Those in the military who understand the problem of Islam, which is to say, for Infidels, the problem of Jihad, conducted by all means available, surely must also understand that the war of self-defense that needs to be fought is not merely, not even mainly, one to be conducted by military means. It is true that in the end, if efforts at interdiction fail — and they were hardly used in the case of Pakistan, and have come too late and were always too ineffectual in the case of Iran — then it is only by military means that a Muslim state can be prevented from acquiring weapons of mass destruction (Iran) or, if it has unconscionably been allowed to acquire them, to be prevented from acquiring the best means to deliver them, and otherwise threatened with terrible sanctions (Pakistan).

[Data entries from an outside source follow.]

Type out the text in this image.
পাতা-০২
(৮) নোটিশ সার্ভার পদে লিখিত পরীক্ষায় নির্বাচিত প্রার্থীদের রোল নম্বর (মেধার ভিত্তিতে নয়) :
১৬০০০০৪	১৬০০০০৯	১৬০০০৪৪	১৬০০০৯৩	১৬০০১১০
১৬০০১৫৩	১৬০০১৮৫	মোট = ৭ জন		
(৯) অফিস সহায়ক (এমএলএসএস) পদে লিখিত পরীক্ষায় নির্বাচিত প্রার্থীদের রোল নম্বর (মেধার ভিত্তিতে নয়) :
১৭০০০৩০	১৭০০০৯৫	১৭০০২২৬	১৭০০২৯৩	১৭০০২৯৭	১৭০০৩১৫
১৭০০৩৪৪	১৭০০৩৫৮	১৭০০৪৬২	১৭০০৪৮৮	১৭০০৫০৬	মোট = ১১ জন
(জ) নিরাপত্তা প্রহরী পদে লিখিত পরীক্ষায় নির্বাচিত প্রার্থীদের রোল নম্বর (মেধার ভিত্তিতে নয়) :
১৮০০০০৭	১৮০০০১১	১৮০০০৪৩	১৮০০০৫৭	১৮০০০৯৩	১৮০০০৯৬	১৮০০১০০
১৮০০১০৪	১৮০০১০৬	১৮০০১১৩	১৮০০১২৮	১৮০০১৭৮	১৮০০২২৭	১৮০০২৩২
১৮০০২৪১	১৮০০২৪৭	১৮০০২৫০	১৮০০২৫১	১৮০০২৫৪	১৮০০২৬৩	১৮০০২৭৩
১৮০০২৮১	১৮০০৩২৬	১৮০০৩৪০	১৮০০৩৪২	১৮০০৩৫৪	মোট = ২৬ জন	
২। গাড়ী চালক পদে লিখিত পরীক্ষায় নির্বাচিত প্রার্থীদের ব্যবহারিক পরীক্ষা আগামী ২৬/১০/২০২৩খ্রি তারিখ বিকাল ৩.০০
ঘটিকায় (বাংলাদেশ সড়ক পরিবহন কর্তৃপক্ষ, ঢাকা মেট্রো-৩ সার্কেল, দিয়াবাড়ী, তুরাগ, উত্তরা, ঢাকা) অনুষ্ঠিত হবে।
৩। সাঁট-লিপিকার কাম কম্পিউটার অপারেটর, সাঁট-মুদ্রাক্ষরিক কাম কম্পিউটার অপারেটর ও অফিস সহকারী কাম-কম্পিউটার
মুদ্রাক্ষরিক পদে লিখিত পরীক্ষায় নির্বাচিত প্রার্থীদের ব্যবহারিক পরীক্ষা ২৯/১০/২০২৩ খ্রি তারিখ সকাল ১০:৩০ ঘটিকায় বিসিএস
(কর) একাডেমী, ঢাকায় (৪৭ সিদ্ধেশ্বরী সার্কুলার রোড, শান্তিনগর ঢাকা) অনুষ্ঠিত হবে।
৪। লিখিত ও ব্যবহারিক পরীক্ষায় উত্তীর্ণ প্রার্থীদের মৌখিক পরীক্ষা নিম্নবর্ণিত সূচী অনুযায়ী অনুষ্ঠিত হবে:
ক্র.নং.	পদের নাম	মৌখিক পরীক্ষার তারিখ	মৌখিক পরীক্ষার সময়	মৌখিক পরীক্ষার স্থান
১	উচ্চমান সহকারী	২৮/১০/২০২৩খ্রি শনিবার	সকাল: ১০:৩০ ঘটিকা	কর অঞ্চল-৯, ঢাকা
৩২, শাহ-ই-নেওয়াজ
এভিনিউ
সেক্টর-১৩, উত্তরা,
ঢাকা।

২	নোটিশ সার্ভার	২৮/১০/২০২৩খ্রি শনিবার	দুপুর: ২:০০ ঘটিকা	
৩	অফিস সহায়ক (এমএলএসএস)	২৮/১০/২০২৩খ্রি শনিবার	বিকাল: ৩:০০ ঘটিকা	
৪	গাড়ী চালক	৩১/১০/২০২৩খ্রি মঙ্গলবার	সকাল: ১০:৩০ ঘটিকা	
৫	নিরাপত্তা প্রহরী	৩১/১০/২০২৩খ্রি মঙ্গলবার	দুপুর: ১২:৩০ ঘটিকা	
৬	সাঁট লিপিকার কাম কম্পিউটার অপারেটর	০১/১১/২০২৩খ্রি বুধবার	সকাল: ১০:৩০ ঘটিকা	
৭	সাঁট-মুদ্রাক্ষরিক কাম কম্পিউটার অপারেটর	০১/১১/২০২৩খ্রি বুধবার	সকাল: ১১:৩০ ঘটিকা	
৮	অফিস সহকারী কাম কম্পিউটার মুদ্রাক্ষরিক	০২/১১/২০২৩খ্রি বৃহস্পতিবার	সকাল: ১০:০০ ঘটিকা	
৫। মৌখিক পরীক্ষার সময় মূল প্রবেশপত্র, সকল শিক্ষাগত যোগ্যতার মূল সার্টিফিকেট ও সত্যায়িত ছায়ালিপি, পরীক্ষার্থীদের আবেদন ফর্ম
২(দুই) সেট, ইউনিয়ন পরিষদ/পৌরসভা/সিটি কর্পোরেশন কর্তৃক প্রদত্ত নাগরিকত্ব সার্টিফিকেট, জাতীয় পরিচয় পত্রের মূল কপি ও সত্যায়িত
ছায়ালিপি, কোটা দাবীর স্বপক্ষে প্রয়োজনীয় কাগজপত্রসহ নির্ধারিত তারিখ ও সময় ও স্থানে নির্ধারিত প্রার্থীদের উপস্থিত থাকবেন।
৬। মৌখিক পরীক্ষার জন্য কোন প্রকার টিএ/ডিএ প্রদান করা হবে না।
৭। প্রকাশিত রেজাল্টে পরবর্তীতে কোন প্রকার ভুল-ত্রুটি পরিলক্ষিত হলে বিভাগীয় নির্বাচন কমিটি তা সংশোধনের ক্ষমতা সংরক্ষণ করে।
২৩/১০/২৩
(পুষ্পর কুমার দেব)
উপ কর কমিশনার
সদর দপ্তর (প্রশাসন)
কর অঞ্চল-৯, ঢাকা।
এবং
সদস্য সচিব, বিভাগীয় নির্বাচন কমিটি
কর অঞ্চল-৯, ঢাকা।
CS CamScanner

The first is to identify, and then to figure out how best to exploit — sometimes, as in Iraq, by withdrawing, by getting out of the way, by doing nothing to diminish — pre-existing fissures within that Camp of Islam. In Iraq two of the three main fissures — the sectarian (Sunni and Shi’a), and the ethnic (Arab and non-Arab Muslims) exist, and nothing need be done to encourage them. But at the very least, nothing need be done either to try to minimize them, or protect Muslims from other Muslims. The third fissure is not to be found within Iraq, but rather among Muslim nations — that of the oil-and-gas rich Muslims and the Muslims who do not partake of that manna from Allah which surely, so we should encourage, was meant by him to be shared by all the members of the Umma.
The second part of an intelligent strategy to contain the forces of Jihad would be to educate a sufficient number of Infidels, all over the Western world — in Western Europe, in Israel, in Australia, in Canada and North America — and indeed all over the Infidel world. This includes Japan and Korea and China, for example, and places where the problem is, because of experience with Islam, quickly grasped, as in India and parts of sub-Saharan Africa. Infidels in all these places need to be educated as to not only what is in the texts of Islam, but how Muslims apply those texts, what they make of those texts, and how the entire structure of this Belief-System is reinforced in a hundred sundry ways in the minds of its Believers, and especially in the minds of the primitive masses. For these primitive masses, after all, constitute most Muslims, and with them we must reckon, not with the smooth spokesmen and apologists who can present a pleasing or even comforting facade.
When enough Infidels have studied enough to understand all the ways in which the failures, political, economic, social, intellectual and moral failures, of Islamic states and societies, and even in Muslim families in the West that remain suffused with Islam, are all explained by Islam itself, that will allow, or rather force, many in the Muslim lands to deal with that recognition. Many will secretly admit to the truth of what is said, which has to be endlessly repeated, relentlessly maintained, implacably offered up by Infidels. This must be done so that Muslims themselves will lose their wonted, and quite illegitimate, self-confidence, or arrogance, and a hundred or a thousand Ataturks are heard from, and the most intelligent Muslims finally follow the examples of Ibn Warraq, Ali Sina, Wafa Sultan, and Ayaan Hirsi Ali, and become defectors from the Army of Islam. When the Muslim states, societies and individuals are constantly put in a position of attempting — quite unconvincingly — to disprove the proposition that the ills of Muslim states are indeed a result of Islam, then a condition for the containment of Islam will have been achieved.
This is not only the only way to proceed. It is the most rational and effective way. It is the way that, in a time of permanent scarcity, in the coming century of Sauve Qui Peut, that resources can be husbanded, and not — as they have been over the past few years of frenetic and ill-conceived activity that is the result of ignoring the nature of Islam, its meaning and its full menace — squandered.
Thrift, thrift, you Horatios at the Bridge.